I am determining the Area-Product of the core required for a transformer to be used within a series resonant converter. The specifications are as follows:
- Switching frequency = 400 kHz
- Primary current = sine wave with a peak value of 500 mA
- Power output = 1 W
These are my calculations:
- I decided to use a core made out of N49 (since many such cores are already available)
- From the data given on this website, I have determined the saturation flux density of the ferrite core as: 0.04 T (approx.)
- The winding factor is considered to be 0.2
- Since we are dealing with 400 kHz, I decided to use a Litz wire with a 44 AWG strand size which has a bare Copper diameter of approximately 0.051 mm
- Since the RMS value of the primary current is 0.353 A, I decided to use a Litz wire with 18 such strands. This may be too much, but it is fine for my initial design (the overall conductor area now comes out to be 0.0368 \$mm^2\$).

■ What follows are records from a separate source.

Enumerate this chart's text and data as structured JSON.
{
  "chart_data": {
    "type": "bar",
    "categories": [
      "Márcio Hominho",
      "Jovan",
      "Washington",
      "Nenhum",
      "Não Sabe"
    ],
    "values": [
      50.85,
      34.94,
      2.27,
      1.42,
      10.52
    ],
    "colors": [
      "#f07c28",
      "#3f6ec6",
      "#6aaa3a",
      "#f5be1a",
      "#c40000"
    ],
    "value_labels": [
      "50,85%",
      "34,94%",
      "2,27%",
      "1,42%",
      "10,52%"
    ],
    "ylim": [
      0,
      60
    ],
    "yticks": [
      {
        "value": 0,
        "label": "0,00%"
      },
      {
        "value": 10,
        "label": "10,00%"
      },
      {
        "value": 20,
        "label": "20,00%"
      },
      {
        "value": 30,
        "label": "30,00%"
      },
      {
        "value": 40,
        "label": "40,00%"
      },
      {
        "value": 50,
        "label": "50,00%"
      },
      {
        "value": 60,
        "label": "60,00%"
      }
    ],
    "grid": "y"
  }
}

- I calculated the current density of this conductor as follows: \$J = \frac{0.353}{0.0368} = 9.59 A/mm^2\$
- The Area-Product of the transformer is given by: \$A_cA_w = \frac{VI}{2\; f_{sw}\; B_m\; k_w\; J} \$ This gives a value of \$\frac{1}{2 \times 400000 \times 0.04 \times 10^{-6} \times 0.2 \times 9.59} \$ = \$ 16.293\; mm^4\$
Is my area-product calculation correct based on the specifications? Is the saturation flux density value as well as the current density, correct? Also, will there be any issue due to more number of strands (more than the required value) within the wire?